Le réseau social Twitter interdit désormais aux comptes des médias russes RT et Sputnik de diffuser des contenus commandités en raison de soupçons d'ingérences dans le déroulement des élections américaines de 2016.

Cette décision est à «effet immédiat», a précisé Twitter jeudi sur son blogue officiel.

«Elle se fonde sur le travail rétrospectif que nous avons fait autour de l'élection américaine de 2016 et la conclusion à laquelle sont arrivés les services de renseignement américains que tant RT que Sputnik ont tenté d'interférer avec l'élection pour le compte du gouvernement russe», affirme Twitter, qui précise que les deux médias sont en revanche toujours autorisés à être présents sur le réseau via des tweets traditionnels.

Interrogé par une commission du Congrès américain enquêtant sur une possible ingérence russe dans l'élection américaine, un responsable de Twitter avait indiqué le mois dernier que RT (ex-Russia Today) avait «dépensé 274 000 dollars en contenus commandités aux États-Unis en 2016».

Moyennant finance, on peut cibler des messages sur les réseaux sociaux vers des audiences particulières grâce à des algorithmes. Ainsi, des tweets peuvent apparaître dans le fil Twitter de certains utilisateurs même s'ils ne sont pas abonnés à ces comptes. Ces tweets peuvent faire la promotion d'autres comptes, qui peuvent eux-mêmes diffuser des «fake news», par exemple.

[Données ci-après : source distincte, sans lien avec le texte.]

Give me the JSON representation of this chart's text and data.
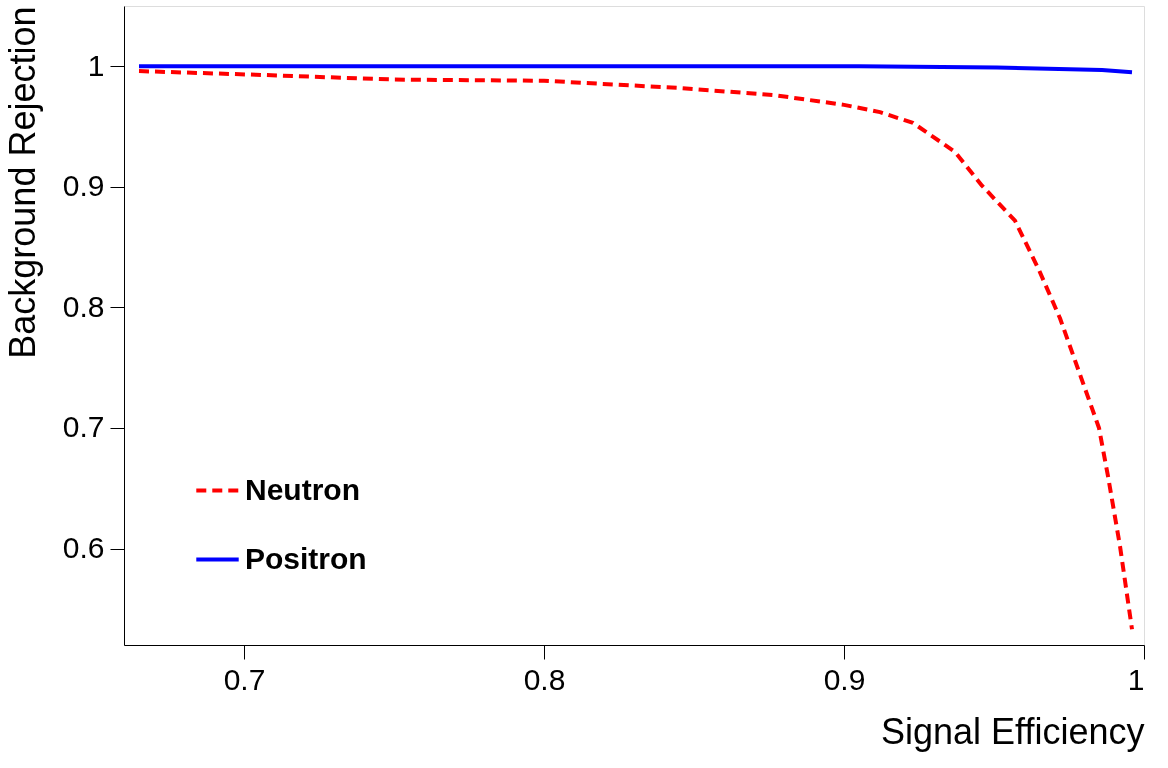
{
  "chart_data": {
    "type": "line",
    "xlabel": "Signal Efficiency",
    "ylabel": "Background Rejection",
    "xlim": [
      0.66,
      1.0
    ],
    "ylim": [
      0.52,
      1.05
    ],
    "xticks": [
      0.7,
      0.8,
      0.9,
      1
    ],
    "yticks": [
      0.6,
      0.7,
      0.8,
      0.9,
      1
    ],
    "grid": false,
    "legend": "bottom left",
    "marker": "none",
    "series": [
      {
        "name": "Neutron",
        "color": "#ff0000",
        "line_style": "dashed",
        "x": [
          0.665,
          0.704,
          0.75,
          0.8,
          0.845,
          0.877,
          0.9,
          0.912,
          0.923,
          0.937,
          0.946,
          0.957,
          0.965,
          0.972,
          0.979,
          0.985,
          0.988,
          0.992,
          0.996
        ],
        "values": [
          0.996,
          0.993,
          0.989,
          0.988,
          0.982,
          0.976,
          0.968,
          0.962,
          0.953,
          0.929,
          0.901,
          0.872,
          0.831,
          0.791,
          0.742,
          0.7,
          0.66,
          0.602,
          0.533
        ]
      },
      {
        "name": "Positron",
        "color": "#0000ff",
        "line_style": "solid",
        "x": [
          0.665,
          0.905,
          0.951,
          0.986,
          0.996
        ],
        "values": [
          1.0,
          1.0,
          0.999,
          0.997,
          0.995
        ]
      }
    ]
  }
}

Les trois comptes Twitter de RT «ont fait la promotion de 1823 tweets qui visaient de façon certaine ou probable le marché américain. Ces campagnes ciblaient des utilisateurs abonnés à des comptes de médias traditionnels et mettaient essentiellement en avant des tweets concernant l'actualité», détaillait alors le groupe basé à San Francisco (ouest des États-Unis).

Twitter estime avoir perçu 1,9 million de dollars de la part de RT depuis 2011 dans le monde, pour des contenus commandités, somme que le réseau social dit vouloir reverser à des chercheurs travaillant sur la façon dont Twitter peut être utilisé à des fins de manipulation politique.

Réagissant à la décision de Twitter, la rédactrice en chef de RT Margarita Simonian a déclaré à l'agence russe Ria Novosti: «Je dois reconnaître que je ne pensais pas que Twitter était géré par les services secrets américains, il me semblait que dire cela relevait de la théorie du complot, mais Twitter vient de le reconnaître lui-même».

«C'est très dommage. Il est surtout dommage que les médias américains en Russie, maintenant, vont probablement sentir la douceur des mesures de rétorsion russes», a-t-elle ajouté.

Le ministère russe des Affaires étrangères a aussi vivement réagi à cette annonce. «Nous considérons cela comme un geste agressif (...) qui est le résultat de la pression d'une partie de «l'establishment» américain et des services de renseignement. Des mesures de rétorsion, naturellement, vont suivre», a déclaré une porte-parole du ministère à Ria Novosti.

Pour sa part, Sputnik a, sur son site internet, qualifié la décision de Twitter de «regrettable». Son service de presse a aussi indiqué à l'AFP «n'avoir jamais fait de promotion sur Twitter».

Sputnik est suivi «par des gens qui en ont assez des médias traditionnels et qui cherchent une perspective alternative sur l'actualité», a-t-on ajouté de même source.

RT a également affirmé jeudi que Twitter l'avait incitée à payer des contenus commandités dans le cadre d'une opération de promotion de la couverture des élections américaines par la chaîne de télévision russe. RT indique avoir refusé à l'époque cette proposition en raison de son «prix excessif».

Les réseaux sociaux sont sous le feu des critiques depuis plusieurs mois, accusés d'avoir malgré eux servi de plateforme de propagande venue de Russie pendant la campagne électorale qui a mené à la victoire du républicain Donald Trump.